What hurts is when meaningful bipartisan legislation is trying to make its way through Congress and one of those politicians isn’t careful where he or she steps.
Take the case of Steve King, a Republican representative from Iowa.
President Obama has made immigration reform a staple of his second term; as such, the so-called Gang of Eight, a bipartisan group of senators, have been tasked with writing legislation that Capitol Hill will pass. The minefield exists in the U.S. House, where King and some of his fellow Republicans are a wall of resistance against most forms of immigration reform.
In an interview last week with Newsmax, King claimed that undocumented high school graduates are “hauling … marijuana across the desert.” The Washington Post, which has written about King’s comments, used this headline on its story Thursday: “Republicans’ Steve King problem.”
Problem is the appropriate word. As the Post explained, the GOP understands America’s changing demographics is forcing the party to reach out to Hispanic voters in future elections. That has to start now. A large segment of Republican voters are not fans of immigration reform measures that would include amnesty-style provisions. And King’s demonizing comments only make the Republican Party’s job of balancing these competing interests that much more difficult.
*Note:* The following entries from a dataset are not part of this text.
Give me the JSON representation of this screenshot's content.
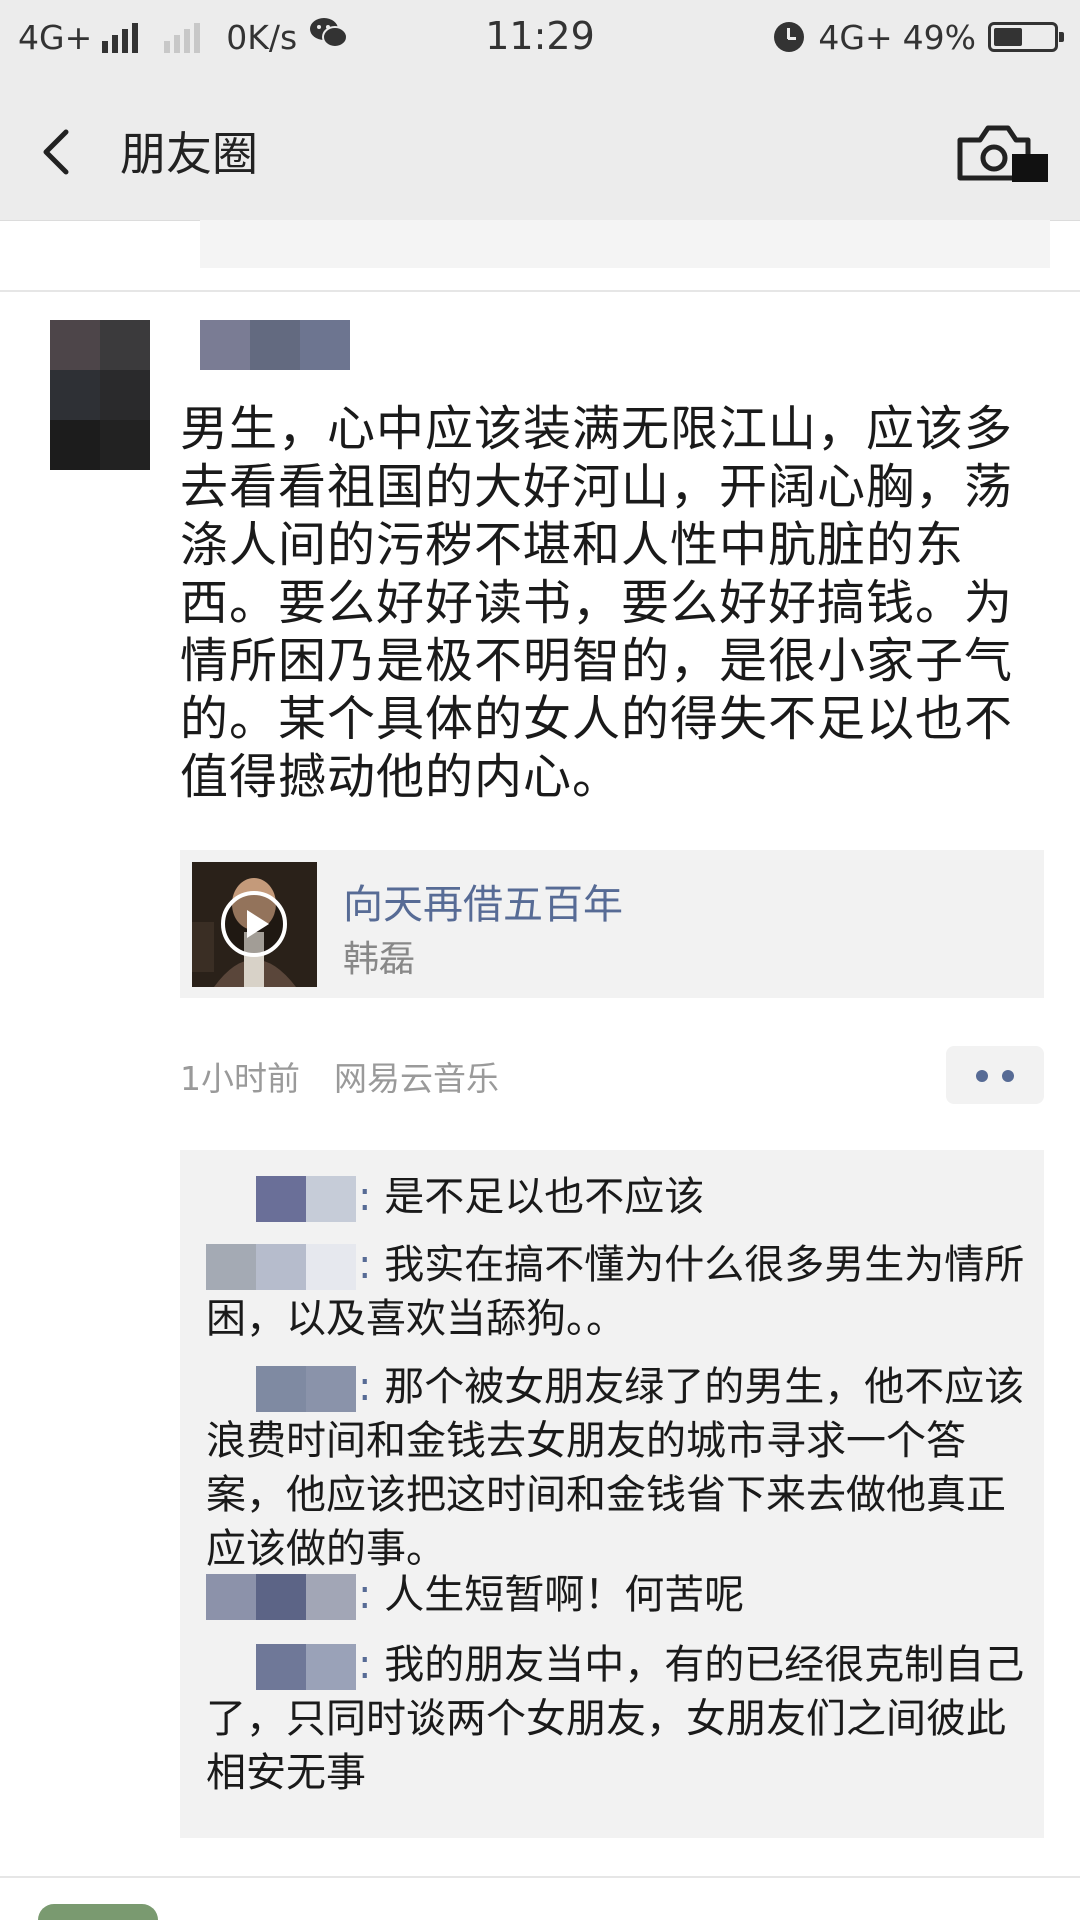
{
  "status_bar": {
    "network_left": "4G+",
    "speed": "0K/s",
    "time": "11:29",
    "network_right": "4G+",
    "battery_percent": "49%",
    "battery_level": 0.49
  },
  "nav": {
    "title": "朋友圈",
    "back_icon": "chevron-left-icon",
    "camera_icon": "camera-icon"
  },
  "post": {
    "text": "男生，心中应该装满无限江山，应该多去看看祖国的大好河山，开阔心胸，荡涤人间的污秽不堪和人性中肮脏的东西。要么好好读书，要么好好搞钱。为情所困乃是极不明智的，是很小家子气的。某个具体的女人的得失不足以也不值得撼动他的内心。",
    "music": {
      "title": "向天再借五百年",
      "artist": "韩磊",
      "play_icon": "play-icon"
    },
    "time_ago": "1小时前",
    "source": "网易云音乐",
    "more_icon": "more-dots-icon"
  },
  "comments": [
    {
      "separator": ":",
      "text": " 是不足以也不应该"
    },
    {
      "separator": ":",
      "text": " 我实在搞不懂为什么很多男生为情所困，以及喜欢当舔狗。。"
    },
    {
      "separator": ":",
      "text": " 那个被女朋友绿了的男生，他不应该浪费时间和金钱去女朋友的城市寻求一个答案，他应该把这时间和金钱省下来去做他真正应该做的事。"
    },
    {
      "separator": ":",
      "text": " 人生短暂啊！何苦呢"
    },
    {
      "separator": ":",
      "text": " 我的朋友当中，有的已经很克制自己了，只同时谈两个女朋友，女朋友们之间彼此相安无事"
    }
  ],
  "colors": {
    "link": "#576b95",
    "bar_bg": "#ececec",
    "card_bg": "#f2f2f2"
  }
}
House Speaker John Boehner, of Ohio,said King’s comments were “wrong,” “hateful” and “ignorant,” which they were. Virginia Republican Eric Cantor, the House majority leader, called them “inexcusable.” Later, Boehner told The Post, “What (King) said does not reflect the values of the American people or the Republican Party.”
The Republicans’ King Problem has Boehner and Cantor in a mild, though unmistakable, case of damage control. Boehner is right to distance the GOP from such garbage. The lesson is obvious: Republicans have to stop insulting a whole race of people they’re trying to court. If not, this won’t end well.